SES-DF - Secretaria de Estado de Saúde do Distrito Federal — Prova 2020
Um paciente de 28 anos de idade chega à emergência do pronto-socorro levado por ambulância após acidente automobilístico a caminho do trabalho em metrópole brasileira, com atendimento pré-hospitalar pela equipe da SAMU, iniciado oito minutos após o chamado. Na chegada à emergência, encontra-se em maca rígida, com colar cervical, com ficha de atendimento pré-hospitalar indicando pressão arterial = 96 mmHg x 64 mmHg, frequência cardíaca = 102 bpm, frequência respiratória = 20 ipm, saturação de oxigênio = 94%, regular estado geral, mucosas úmidas e hipocoradas, escala de coma de Glasgow 12, pupilas isocóricas e fotorreagentes, ausculta pulmonar e cardíaca sem particularidades, abdome globoso, sem sinais de peritonismo, tempo de enchimento capilar de dois segundos, impressão de nítida fratura de membro inferior esquerdo e membro superior direito. Com base nesse caso clínico e nos conhecimentos médicos correlatos, julgue o item a seguir. Os acidentes, como o descrito, correspondem à segunda maior causa de morte por causas externas no Brasil.

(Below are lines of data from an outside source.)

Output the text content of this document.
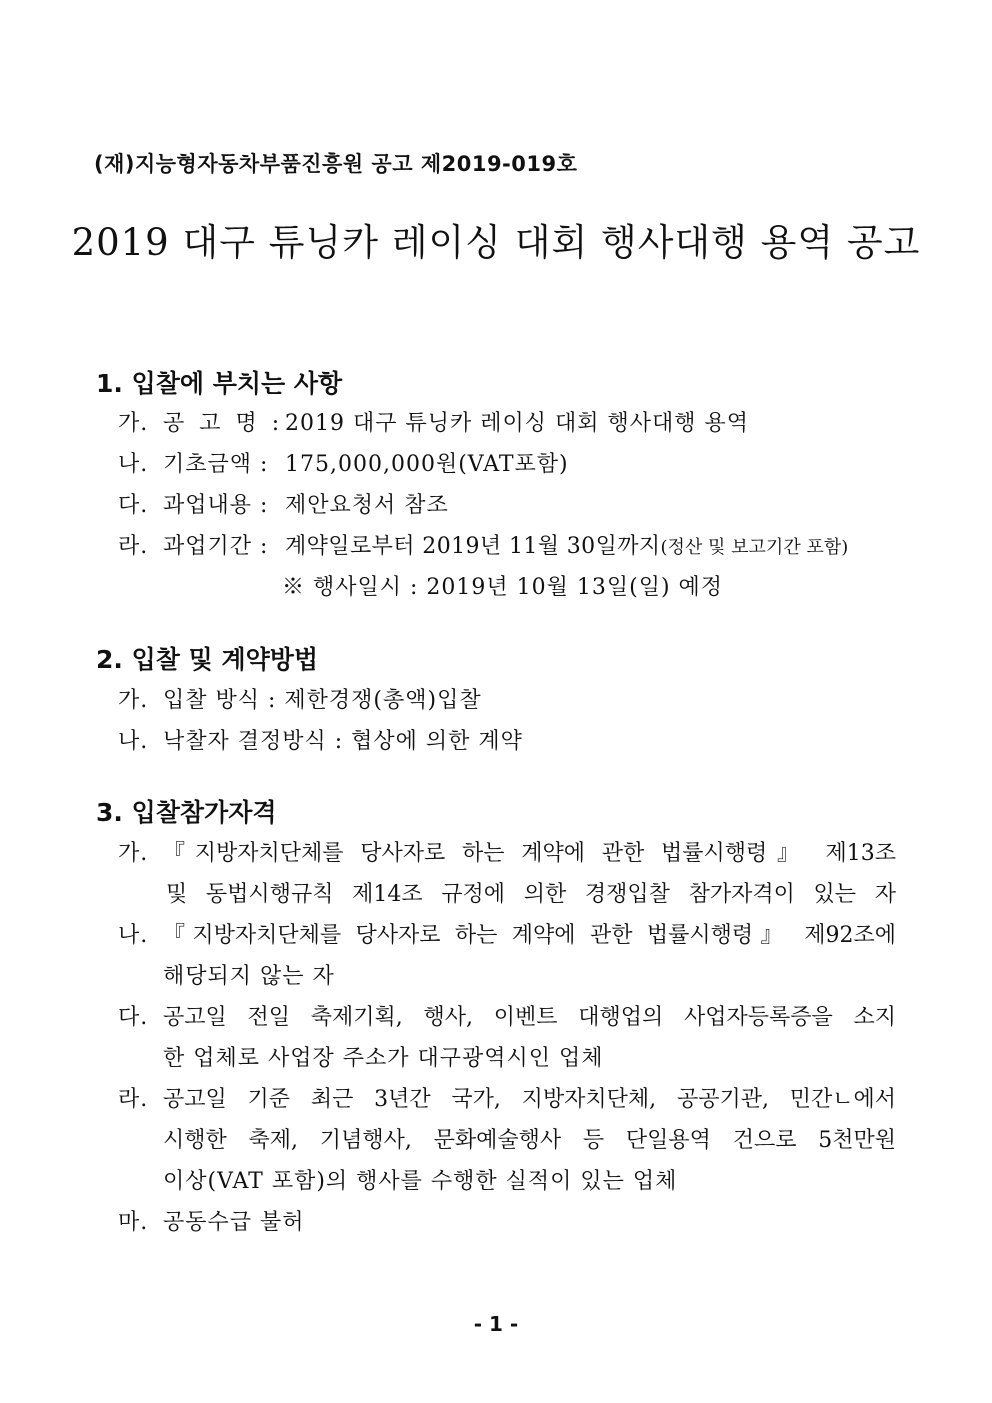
(재)지능형자동차부품진흥원 공고 제2019-019호
2019 대구 튜닝카 레이싱 대회 행사대행 용역 공고
1. 입찰에 부치는 사항
가. 공 고 명 : 2019 대구 튜닝카 레이싱 대회 행사대행 용역
나. 기초금액 : 175,000,000원(VAT포함)
다. 과업내용 : 제안요청서 참조
라. 과업기간 : 계약일로부터 2019년 11월 30일까지(정산 및 보고기간 포함)
※ 행사일시 : 2019년 10월 13일(일) 예정
2. 입찰 및 계약방법
가. 입찰 방식 : 제한경쟁(총액)입찰
나. 낙찰자 결정방식 : 협상에 의한 계약
3. 입찰참가자격
가. 『지방자치단체를 당사자로 하는 계약에 관한 법률시행령』 제13조
및 동법시행규칙 제14조 규정에 의한 경쟁입찰 참가자격이 있는 자
나. 『지방자치단체를 당사자로 하는 계약에 관한 법률시행령』 제92조에
해당되지 않는 자
다. 공고일 전일 축제기획, 행사, 이벤트 대행업의 사업자등록증을 소지
한 업체로 사업장 주소가 대구광역시인 업체
라. 공고일 기준 최근 3년간 국가, 지방자치단체, 공공기관, 민간ㄴ에서
시행한 축제, 기념행사, 문화예술행사 등 단일용역 건으로 5천만원
이상(VAT 포함)의 행사를 수행한 실적이 있는 업체
마. 공동수급 불허
- 1 -
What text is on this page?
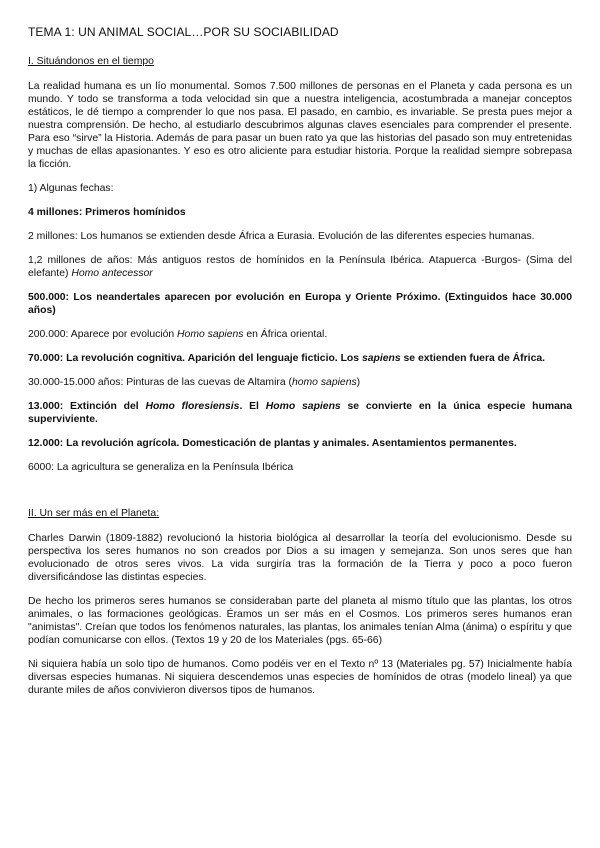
TEMA 1: UN ANIMAL SOCIAL…POR SU SOCIABILIDAD
I. Situándonos en el tiempo

La realidad humana es un lío monumental. Somos 7.500 millones de personas en el Planeta y cada persona es un mundo. Y todo se transforma a toda velocidad sin que a nuestra inteligencia, acostumbrada a manejar conceptos estáticos, le dé tiempo a comprender lo que nos pasa. El pasado, en cambio, es invariable. Se presta pues mejor a nuestra comprensión. De hecho, al estudiarlo descubrimos algunas claves esenciales para comprender el presente. Para eso “sirve” la Historia. Además de para pasar un buen rato ya que las historias del pasado son muy entretenidas y muchas de ellas apasionantes. Y eso es otro aliciente para estudiar historia. Porque la realidad siempre sobrepasa la ficción.

1) Algunas fechas:

4 millones: Primeros homínidos

2 millones: Los humanos se extienden desde África a Eurasia. Evolución de las diferentes especies humanas.

1,2 millones de años: Más antiguos restos de homínidos en la Península Ibérica. Atapuerca -Burgos- (Sima del elefante) Homo antecessor

500.000: Los neandertales aparecen por evolución en Europa y Oriente Próximo. (Extinguidos hace 30.000 años)

200.000: Aparece por evolución Homo sapiens en África oriental.

70.000: La revolución cognitiva. Aparición del lenguaje ficticio. Los sapiens se extienden fuera de África.

30.000-15.000 años: Pinturas de las cuevas de Altamira (homo sapiens)

13.000: Extinción del Homo floresiensis. El Homo sapiens se convierte en la única especie humana superviviente.

12.000: La revolución agrícola. Domesticación de plantas y animales. Asentamientos permanentes.

6000: La agricultura se generaliza en la Península Ibérica

II. Un ser más en el Planeta:

Charles Darwin (1809-1882) revolucionó la historia biológica al desarrollar la teoría del evolucionismo. Desde su perspectiva los seres humanos no son creados por Dios a su imagen y semejanza. Son unos seres que han evolucionado de otros seres vivos. La vida surgiría tras la formación de la Tierra y poco a poco fueron diversificándose las distintas especies.

De hecho los primeros seres humanos se consideraban parte del planeta al mismo título que las plantas, los otros animales, o las formaciones geológicas. Éramos un ser más en el Cosmos. Los primeros seres humanos eran "animistas". Creían que todos los fenómenos naturales, las plantas, los animales tenían Alma (ánima) o espíritu y que podían comunicarse con ellos. (Textos 19 y 20 de los Materiales (pgs. 65-66)

Ni siquiera había un solo tipo de humanos. Como podéis ver en el Texto nº 13 (Materiales pg. 57) Inicialmente había diversas especies humanas. Ni siquiera descendemos unas especies de homínidos de otras (modelo lineal) ya que durante miles de años convivieron diversos tipos de humanos.
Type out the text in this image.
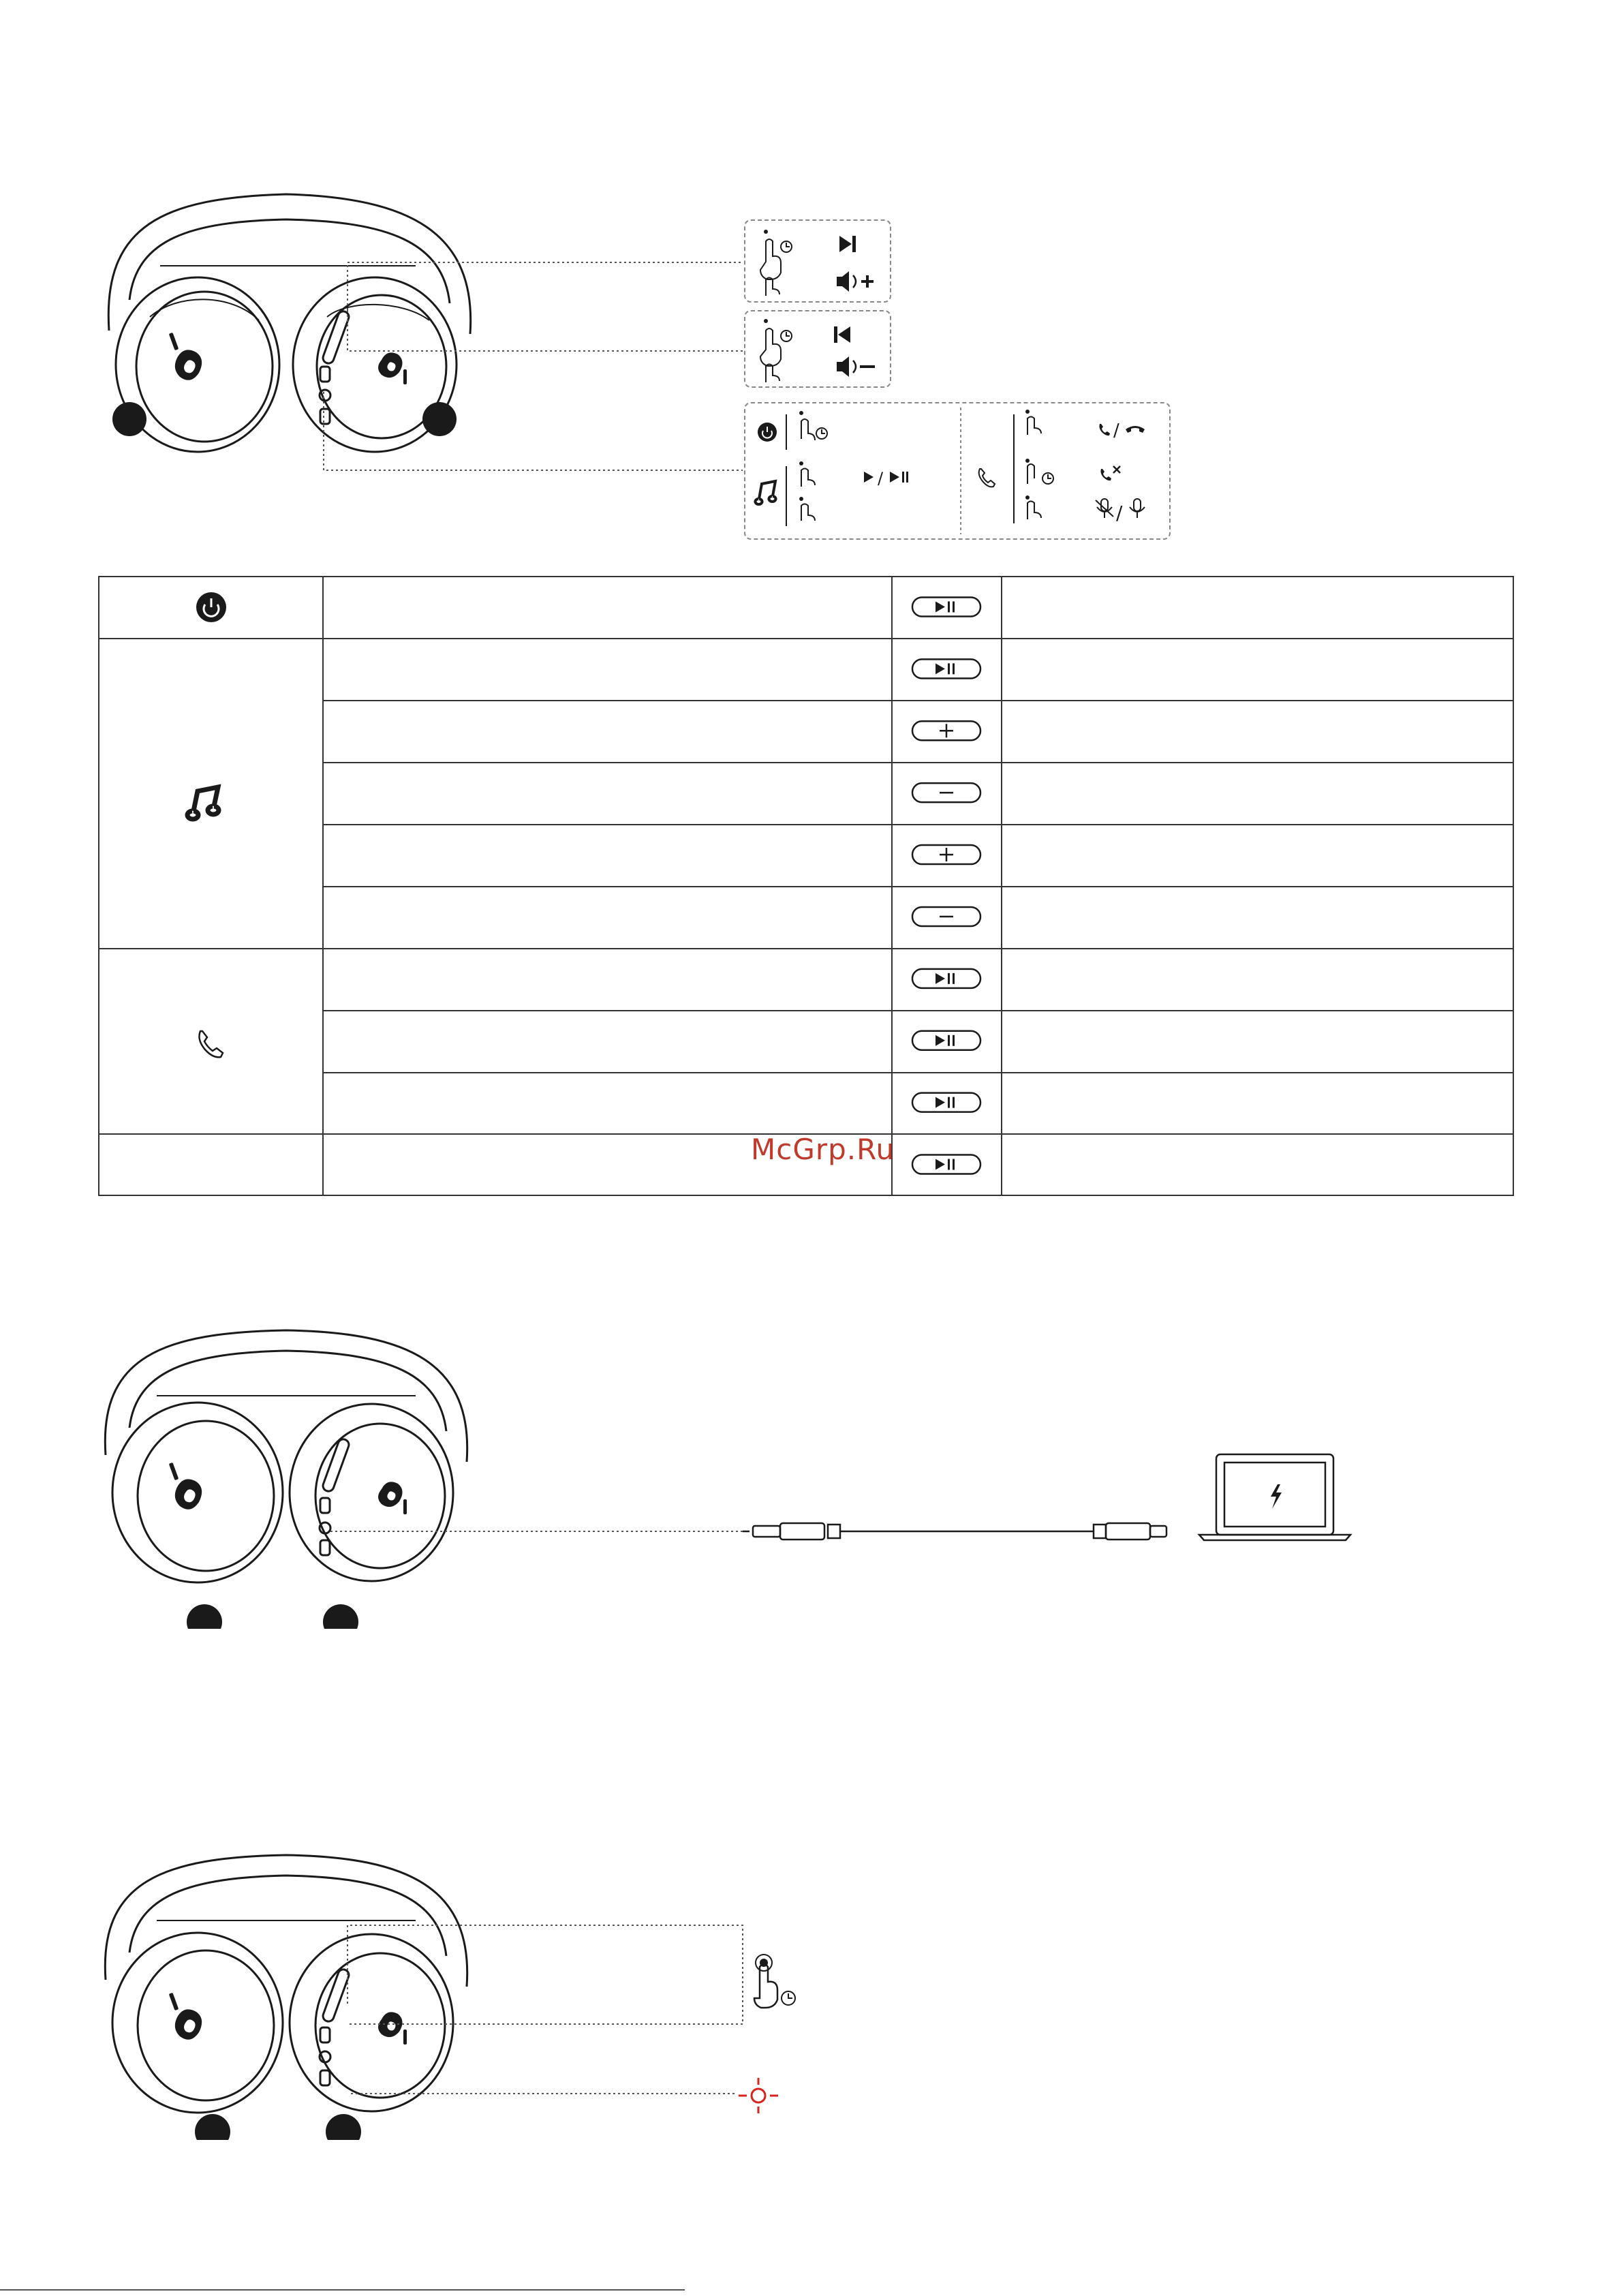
/
/
/
McGrp.Ru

Causas externas no Brasil: 1º Homicídios, 2º Acidentes de trânsito.
No cenário epidemiológico brasileiro, a violência interpessoal lidera as causas externas, seguida imediatamente pelos acidentes de transporte terrestre, afetando majoritariamente homens jovens.
O estudo da epidemiologia das causas externas é fundamental para a gestão em saúde pública e para o planejamento de serviços de emergência. No Brasil, o perfil epidemiológico é marcado por uma transição onde as causas externas ganharam relevância frente às doenças infectocontagiosas ao longo das últimas décadas. O conhecimento da hierarquia dessas causas (homicídios seguidos de acidentes de trânsito) é frequentemente cobrado em provas de Medicina Preventiva e Cirurgia do Trauma, exigindo que o residente compreenda não apenas o manejo clínico do trauma, mas também seu contexto social e estatístico.
As causas externas compreendem acidentes e violências. Historicamente, os homicídios ocupam a primeira posição no ranking de mortalidade por causas externas no Brasil, seguidos pelos acidentes de transporte terrestre (ATT). Juntos, esses dois grupos representam a vasta maioria dos óbitos por causas externas, com um impacto desproporcional na população masculina e jovem.
Além da alta mortalidade, os acidentes de trânsito geram uma carga significativa de morbidade. Eles resultam em sequelas permanentes, longos períodos de internação hospitalar e alto custo para o SUS, exigindo recursos complexos de reabilitação e atendimento de urgência e emergência.
A população de adultos jovens, especificamente entre 15 e 39 anos, é a mais atingida. As causas externas são a principal causa de morte nesta faixa etária no Brasil, o que acarreta um elevado impacto socioeconômico devido aos anos de vida potenciais perdidos.